Weather Simulation and Analysis Pipeline

Weather Simulation and Analysis Pipeline#

In this example, we’ll generate temperature data for multiple cities over several days, compute statistics like mean and variance, and then use xarray to load and visualize the results.

import numpy as np
import pandas as pd

from pipefunc import Pipeline, pipefunc


# Step 1: Simulate Temperature Data
@pipefunc(output_name="temperature", mapspec="city[i], day[j] -> temperature[i, j]")
def simulate_temperature(city: str, day) -> float:
    np.random.seed(hash(city) % 2**32)  # For reproducibility
    mean_temp = 20 + (hash(city) % 10)  # Base temp varies by city
    temp_variation = 5 * np.sin(day.dayofyear * (2 * np.pi / 365))  # Seasonal variation
    noise = np.random.normal(0, 2)  # Random daily fluctuation
    return float(mean_temp + temp_variation + noise)  # Ensure this is a float


# Step 2: Compute Statistics
@pipefunc(
    output_name=("mean_temp", "variance"),
    mapspec="temperature[i, :] -> mean_temp[i], variance[i]",
    output_picker=dict.__getitem__,
)
def compute_statistics(temperature):
    temp_array = np.array(temperature, dtype=float)  # Ensure it's a numeric array
    mean_temp = np.mean(temp_array)
    var_temp = np.var(temp_array)
    return {"mean_temp": mean_temp, "variance": var_temp}


# Create the pipeline
pipeline_weather = Pipeline([simulate_temperature, compute_statistics])

# Define cities and days
cities = ["New York", "Los Angeles", "Chicago"]
days = pd.date_range("2023-01-01", "2023-01-10")  # 10 days

# Run the pipeline
results = pipeline_weather.map({"city": cities, "day": days}, run_folder="weather_simulation_results")

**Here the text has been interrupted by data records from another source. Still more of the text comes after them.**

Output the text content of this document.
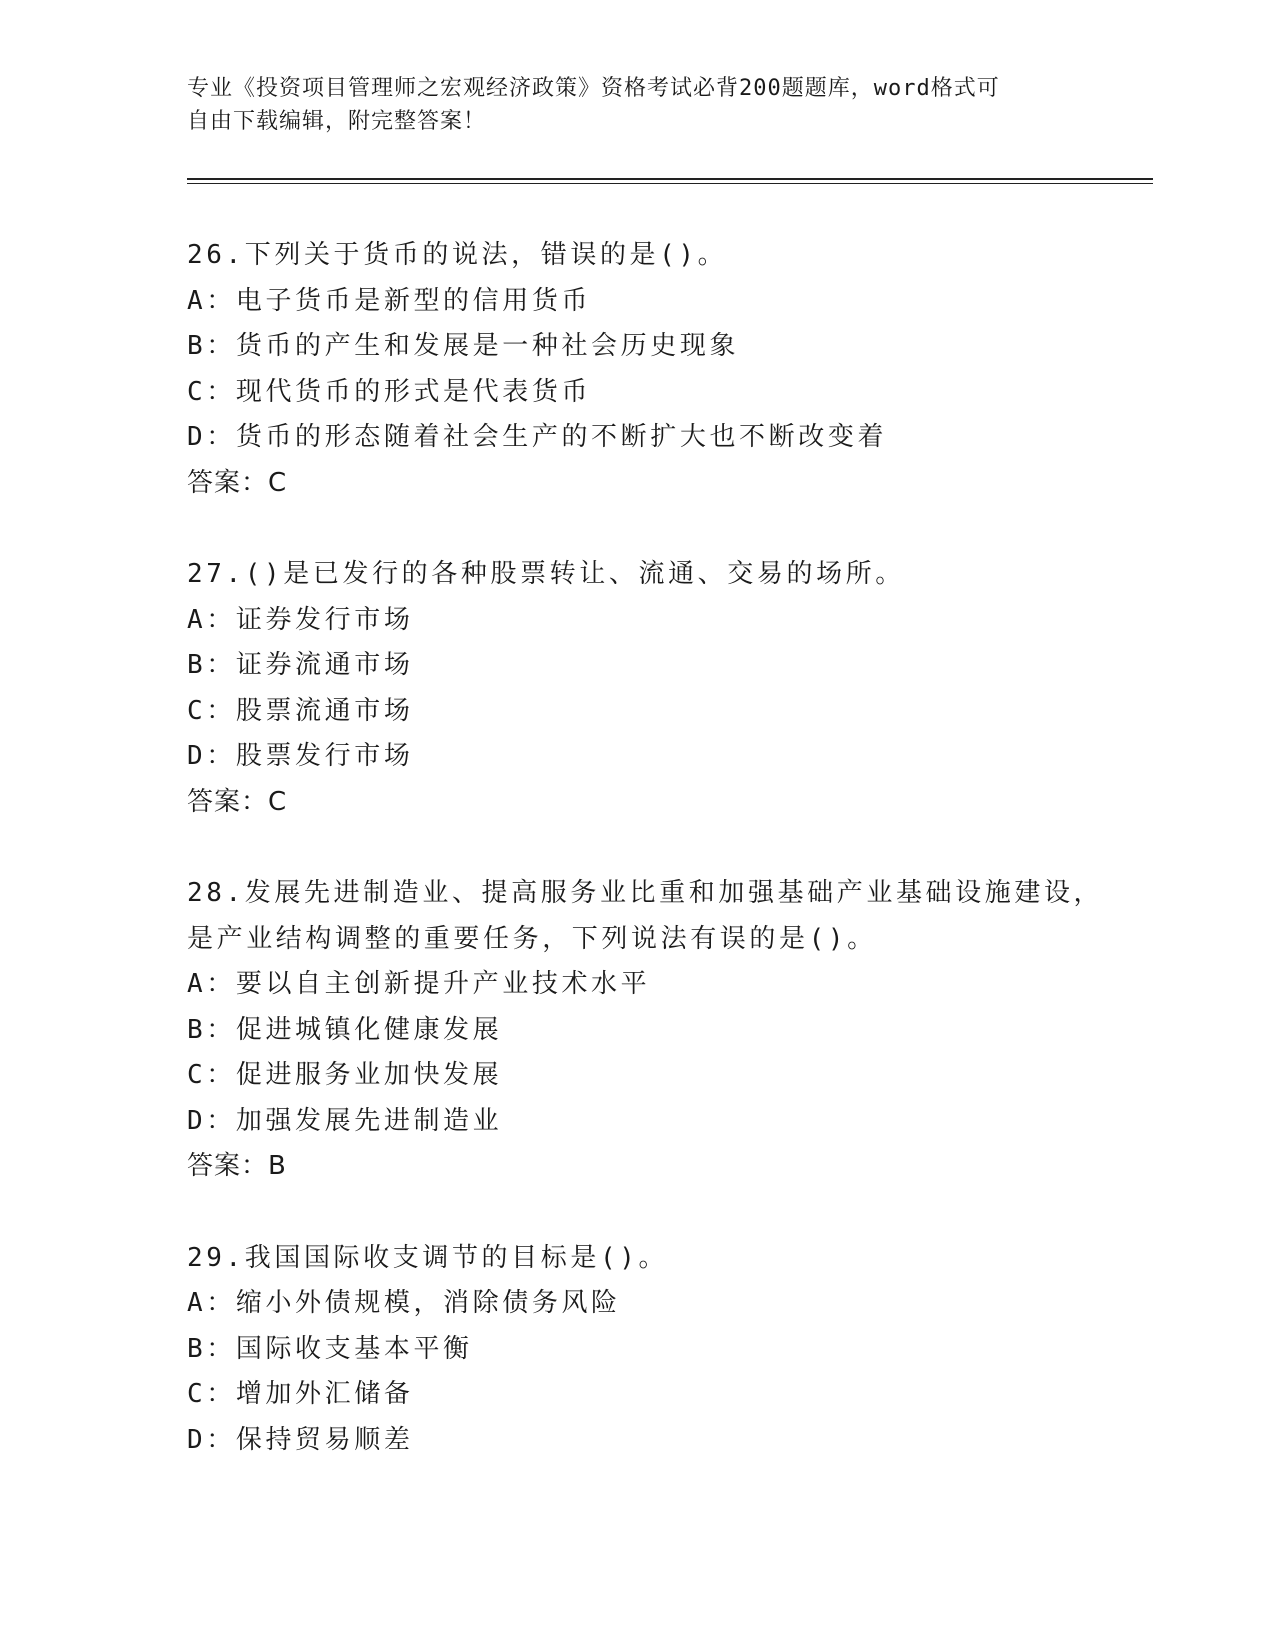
专业《投资项目管理师之宏观经济政策》资格考试必背200题题库，word格式可
自由下载编辑，附完整答案！
26.下列关于货币的说法，错误的是()。
A：电子货币是新型的信用货币
B：货币的产生和发展是一种社会历史现象
C：现代货币的形式是代表货币
D：货币的形态随着社会生产的不断扩大也不断改变着
答案：C
27.()是已发行的各种股票转让、流通、交易的场所。
A：证券发行市场
B：证券流通市场
C：股票流通市场
D：股票发行市场
答案：C
28.发展先进制造业、提高服务业比重和加强基础产业基础设施建设，
是产业结构调整的重要任务，下列说法有误的是()。
A：要以自主创新提升产业技术水平
B：促进城镇化健康发展
C：促进服务业加快发展
D：加强发展先进制造业
答案：B
29.我国国际收支调节的目标是()。
A：缩小外债规模，消除债务风险
B：国际收支基本平衡
C：增加外汇储备
D：保持贸易顺差
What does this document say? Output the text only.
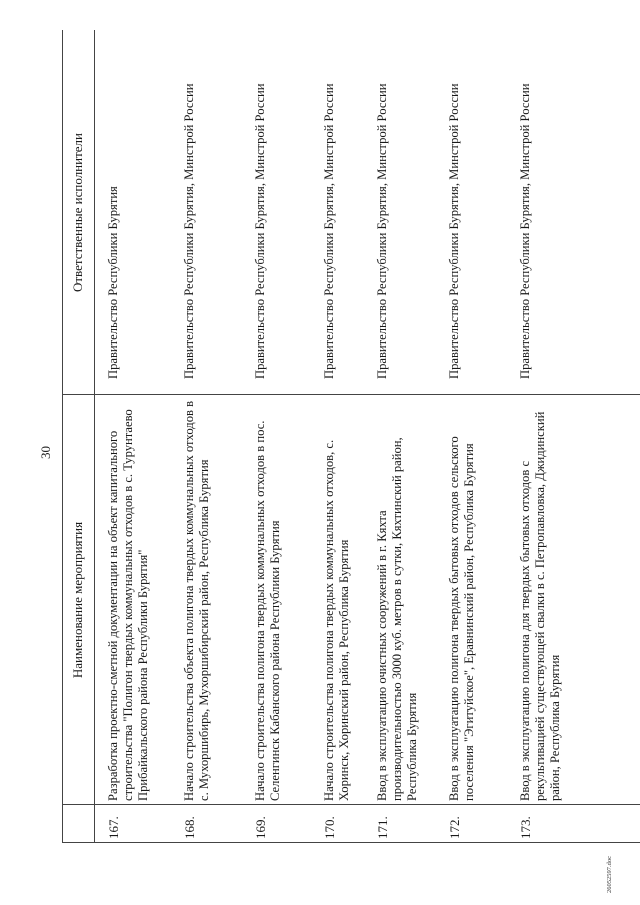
30
Наименование мероприятия
Ответственные исполнители
167.
Разработка проектно-сметной документации на объект капитального строительства "Полигон твердых коммунальных отходов в с. Турунтаево Прибайкальского района Республики Бурятия"
Правительство Республики Бурятия
168.
Начало строительства объекта полигона твердых коммунальных отходов в с. Мухоршибирь, Мухоршибирский район, Республика Бурятия
Правительство Республики Бурятия, Минстрой России
169.
Начало строительства полигона твердых коммунальных отходов в пос. Селенгинск Кабанского района Республики Бурятия
Правительство Республики Бурятия, Минстрой России
170.
Начало строительства полигона твердых коммунальных отходов, с. Хоринск, Хоринский район, Республика Бурятия
Правительство Республики Бурятия, Минстрой России
171.
Ввод в эксплуатацию очистных сооружений в г. Кяхта производительностью 3000 куб. метров в сутки, Кяхтинский район, Республика Бурятия
Правительство Республики Бурятия, Минстрой России
172.
Ввод в эксплуатацию полигона твердых бытовых отходов сельского поселения "Эгитуйское", Еравнинский район, Республика Бурятия
Правительство Республики Бурятия, Минстрой России
173.
Ввод в эксплуатацию полигона для твердых бытовых отходов с рекультивацией существующей свалки в с. Петропавловка, Джидинский район, Республика Бурятия
Правительство Республики Бурятия, Минстрой России
26052597.doc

# Load and display the xarray dataset
weather_dataset = results.to_xarray()
display(weather_dataset)

# Plot temperatures for each city
weather_dataset.temperature.plot.line(
    x="day",
    hue="city",
    marker="o",
    figsize=(12, 6),
)
<xarray.Dataset> Size: 392B
Dimensions:      (i: 3, j: 10)
Coordinates:
    city         (i) object 24B 'New York' 'Los Angeles' 'Chicago'
    day          (j) datetime64[ns] 80B 2023-01-01 2023-01-02 ... 2023-01-10
Dimensions without coordinates: i, j
Data variables:
    temperature  (i, j) float64 240B 24.94 25.02 25.11 ... 22.18 22.27 22.35
    mean_temp    (i) object 24B 25.32 24.95 21.97
    variance     (i) object 24B 0.06048 0.06048 0.06048
[<matplotlib.lines.Line2D at 0x7408a96763c0>,
 <matplotlib.lines.Line2D at 0x7408a96b06e0>,
 <matplotlib.lines.Line2D at 0x7408a96b0830>]
../../_images/2a3f80ea2fabd688b6ff90c5c4ba8ae95e0f7b86385ce61fc6f43c15a8c2f28f.png

Explanation:

  • Temperature Simulation (simulate_temperature): Each city has its synthetic daily temperature calculated using a sinusoidal pattern and noise. The mapspec city[i], day[j] -> temperature[i, j] allows us to handle city-by-day combinations automatically.

  • Statistics Calculation (compute_statistics): Computes the mean and variance of the daily temperature, mapping over cities.

  • Automatic xarray.Dataset: The pipeline.map() call ensures that the data is structured into an N-dimensional format, representing the outputs naturally as an xarray.Dataset.

  • Convert to xarray.Dataset: Quickly access the results organized by city and day indices without manually constructing them.

This showcases pipefunc’s powerful ability to manage multi-dimensional computations and data structuring, presenting an efficient workflow for simulating and analyzing temperature variations.